神様といっても、何でも完璧にやれるとは限らないのだろう
むしろ長く生きているから、後悔や失ったものも多いはず。
それをわかっていてなお、彼は神としての仕事をしているのだろう。
神様だから遠い存在と思っていたけど、
この話を聞いて彼の存在がずっと身近に感じられた。

「そうだったんですか。
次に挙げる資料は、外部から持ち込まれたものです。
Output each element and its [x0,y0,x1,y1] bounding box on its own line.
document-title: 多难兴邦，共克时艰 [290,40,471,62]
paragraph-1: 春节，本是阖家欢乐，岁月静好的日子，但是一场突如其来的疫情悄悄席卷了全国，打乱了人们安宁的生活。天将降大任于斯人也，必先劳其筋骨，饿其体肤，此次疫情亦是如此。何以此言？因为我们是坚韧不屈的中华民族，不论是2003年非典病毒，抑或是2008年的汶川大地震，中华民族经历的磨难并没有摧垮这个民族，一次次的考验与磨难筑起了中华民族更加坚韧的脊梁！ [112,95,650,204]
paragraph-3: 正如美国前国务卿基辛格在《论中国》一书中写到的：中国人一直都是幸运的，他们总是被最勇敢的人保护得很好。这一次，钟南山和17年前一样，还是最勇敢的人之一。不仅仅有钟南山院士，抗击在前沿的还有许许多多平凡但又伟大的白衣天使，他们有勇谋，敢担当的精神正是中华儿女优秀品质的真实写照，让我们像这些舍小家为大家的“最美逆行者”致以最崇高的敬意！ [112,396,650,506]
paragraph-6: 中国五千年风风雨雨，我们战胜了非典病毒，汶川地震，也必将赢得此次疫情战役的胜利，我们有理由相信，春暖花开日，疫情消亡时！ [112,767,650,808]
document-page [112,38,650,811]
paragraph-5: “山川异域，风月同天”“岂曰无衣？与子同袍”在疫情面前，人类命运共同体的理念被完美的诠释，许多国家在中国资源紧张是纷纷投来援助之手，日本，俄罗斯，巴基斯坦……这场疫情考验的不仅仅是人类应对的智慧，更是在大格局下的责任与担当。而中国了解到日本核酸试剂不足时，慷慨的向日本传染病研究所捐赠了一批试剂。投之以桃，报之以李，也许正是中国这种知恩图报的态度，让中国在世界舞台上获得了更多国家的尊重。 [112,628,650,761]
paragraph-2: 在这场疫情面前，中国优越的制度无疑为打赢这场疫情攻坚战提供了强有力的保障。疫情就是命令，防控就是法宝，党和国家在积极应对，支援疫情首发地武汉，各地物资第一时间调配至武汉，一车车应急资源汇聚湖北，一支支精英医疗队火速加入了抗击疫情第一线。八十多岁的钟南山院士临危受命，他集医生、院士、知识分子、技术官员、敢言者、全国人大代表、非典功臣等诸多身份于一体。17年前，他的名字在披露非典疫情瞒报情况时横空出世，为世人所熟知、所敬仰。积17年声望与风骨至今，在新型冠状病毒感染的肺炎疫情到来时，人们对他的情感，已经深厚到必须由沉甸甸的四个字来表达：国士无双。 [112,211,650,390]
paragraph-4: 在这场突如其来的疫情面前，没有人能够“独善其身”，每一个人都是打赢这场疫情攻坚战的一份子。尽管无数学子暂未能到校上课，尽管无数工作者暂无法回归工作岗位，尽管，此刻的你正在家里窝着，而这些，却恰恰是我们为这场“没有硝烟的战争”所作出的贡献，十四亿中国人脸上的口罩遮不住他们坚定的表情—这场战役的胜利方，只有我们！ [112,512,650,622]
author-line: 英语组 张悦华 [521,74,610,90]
私はてっきり、あなたをヤバイ奴なのかと思ってました」

どうせ心を読まれるので、
はっきりとそう言うと、地獄神はガクッと肩を落とした。

「……なんで地上の人間はみんなそんな風に誤解するのかな…。
ボクをまるで悪魔みたいに恐れているし、
別に親しみを持ってもらいたいわけじゃないけど、
破壊神的な側面を強調されても困るんだよ。
だいたい人間がまた腐敗したら、
ボクが現れて世界を破壊するとかって思っている奴が多いけど、
ボクはそんな事はやる気はないし、やるつもりもない。
それなのに何でずっと、
世界を破壊するモンスターみたいに思われているんだろう…」

…そりゃ、本気でキレただけで、主要都市が破壊されて、
大陸の1部が海に沈むぐらいの力を持つのなら、
名前を呼ぶのも恐れられる程の存在にはなるわな…。
てゆうか地上では、天上界の神々が地獄神を封印したと思われているけど、
実際にはどうしようも出来なかったみたいだし、
そんな力を持つなら、
ヤバイ奴だとずっと思われても仕方ないんじゃないだろうか。

「あのさ…。
一応言っておくけど、あれ以来、本当にボクは怒ったことがないんだよ。
今では感情に支配されないようにはなっているし、人間への恨み自体もう無い。
それなのに地上では、ボクが未だに怒っていて、
復讐の心を燃やしていると思われているし…。
鎮魂祭だって、ボクはもう人間がアデルを殺したことは許してるから、
もうやらなくてもいいのに、未だにやってるし…。
アデルの件だって、もうあれから1万年以上経つのに、
未だに天上界の神々とは距離を置かれているし…。
そりゃあの時の事は反省しているけど、それでももう1万年だよ?
そろそろこのイメージが払拭されてもいいと思うのに…」

そう言うと地獄神は大きくため息をついた。
それを聞いてなんだか、
世間のイメージと実際の性格とのギャップに苦しむ芸能人のようだと思った。
まぁ神様だから芸能人とは違うけど、一回の過ちが後世まで残り続けるというのは、
なかなか厳しいものがあるなと思った。